Norway Spruce now a Christmas tradition

Posted
Every December, Cleveland residents — along with other visitors from across the United States — travel to watch the city’s official Christmas tree as it is lit.
 
The tradition has carried for almost 54 years and was started through the generosity of one man — former Postmaster Bob Easterly.
 
On Monday, a special marker was placed in front of the tree in honor of Easterly. Easterly’s children attended the event: Phyllis Easterly Callaway, Jack Easterly, Bob Easterly Jr. and Jane Easterly. Also on hand were Sharon Marr, president of MainStreet Cleveland and representatives of the Allan Jones Foundation that donated the marker.
 
Easterly retired as postmaster in 1980. He died in 2011.
 
“We are proud to honor Bob Easterly for the historic tradition he started in 1966,” said Cleveland businessman and downtown advocate Allan Jones. “He was heavily involved in area civic organizations and local events and loved trees. He thought Cleveland needed its own Christmas tree, and picked the heart of downtown as the perfect location."
 
Jones added, "One hundred years from now, people will still look forward to the annual Christmas Tree Lighting thanks to our old postmaster, Bob Easterly.”
 
Jones said the tree was planted as a seedling in 1966 around what is now the Bradley County Courthouse Annex.
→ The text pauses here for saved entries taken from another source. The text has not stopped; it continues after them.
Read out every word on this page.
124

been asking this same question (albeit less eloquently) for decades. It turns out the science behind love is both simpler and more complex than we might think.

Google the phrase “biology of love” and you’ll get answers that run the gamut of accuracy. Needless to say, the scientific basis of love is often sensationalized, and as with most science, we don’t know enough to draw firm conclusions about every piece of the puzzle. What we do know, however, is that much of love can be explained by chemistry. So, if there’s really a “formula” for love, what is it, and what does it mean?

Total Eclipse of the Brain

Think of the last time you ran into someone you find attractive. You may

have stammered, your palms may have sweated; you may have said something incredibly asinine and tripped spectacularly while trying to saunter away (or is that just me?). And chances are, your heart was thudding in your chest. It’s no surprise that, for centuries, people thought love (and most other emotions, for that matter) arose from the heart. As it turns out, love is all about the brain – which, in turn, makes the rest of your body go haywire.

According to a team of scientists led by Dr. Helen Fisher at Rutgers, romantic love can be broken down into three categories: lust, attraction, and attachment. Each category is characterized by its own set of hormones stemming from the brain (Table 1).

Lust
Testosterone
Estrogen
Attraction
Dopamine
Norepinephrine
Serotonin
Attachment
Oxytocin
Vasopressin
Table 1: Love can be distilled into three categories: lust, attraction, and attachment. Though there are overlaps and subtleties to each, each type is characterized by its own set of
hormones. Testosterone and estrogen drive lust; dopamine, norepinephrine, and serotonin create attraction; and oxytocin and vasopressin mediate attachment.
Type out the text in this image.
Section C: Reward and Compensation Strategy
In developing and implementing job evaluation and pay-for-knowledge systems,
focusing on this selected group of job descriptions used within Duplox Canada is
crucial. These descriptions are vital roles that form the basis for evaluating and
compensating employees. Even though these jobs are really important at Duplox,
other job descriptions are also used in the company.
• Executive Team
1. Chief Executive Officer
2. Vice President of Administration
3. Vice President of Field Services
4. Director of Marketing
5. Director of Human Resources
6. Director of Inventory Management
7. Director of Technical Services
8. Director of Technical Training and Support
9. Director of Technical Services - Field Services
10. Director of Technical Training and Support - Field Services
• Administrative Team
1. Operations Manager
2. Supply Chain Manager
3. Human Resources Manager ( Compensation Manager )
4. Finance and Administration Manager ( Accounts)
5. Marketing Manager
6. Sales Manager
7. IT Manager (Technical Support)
At the time, it was called the Cleveland Post Office, and was where Easterly worked every day.
 
“My father saw that there were only a few shrubs around the building, and wanted to do something there to beautify the downtown area,” said Phyllis Easterly Callaway. “He spoke with a U.S. Forest Service employee, Lamar Adams Jr., whose office was in the same building, about adding a tree there that would one day become a living Christmas tree.”
 
Lady Bird Johnson, the wife of President Lyndon Baines Johnson, had inaugurated a beautification program, so Easterly was able to use that as the impetus for planting the tree, according to Callaway.
 
“Dad had put a plan in place several months earlier, so when the first lady’s project became real, he was one of the first to send in a beautification plan,” Callaway said.
 
The Norway spruce was part of that local project, but did not become the town’s Christmas tree until the Cleveland Downtown Alliance. That organization eventually became MainStreet Cleveland, which is now involved in the lighting of the tree each Christmas.
 
On Nov. 26, 1990, the Cleveland City Commission named the tree “The Cleveland & Bradley Community Christmas Tree.”
 
Easterly’s daughters are delighted that this joyful memory of their father continues to enrich the hearts of Clevelanders every holiday season.
 
“Dad would have been so happy to know that the tree brings lots of joy to many in the community,” Jane Easterly said. “He loved Cleveland, he loved downtown and he loved planting things like trees.”
 
The family members said they remember Easterly talking about how stark the outside of the annex was, so the beautification project was something that he was dedicated to for many years.
 
“To see how that tree has grown, and to go downtown and see it every time you drive by on Broad Street is a lasting tribute to our father,” Callaway said. “We thank the Allan Jones Foundation for this special marker to honor a great man and a historic tree.”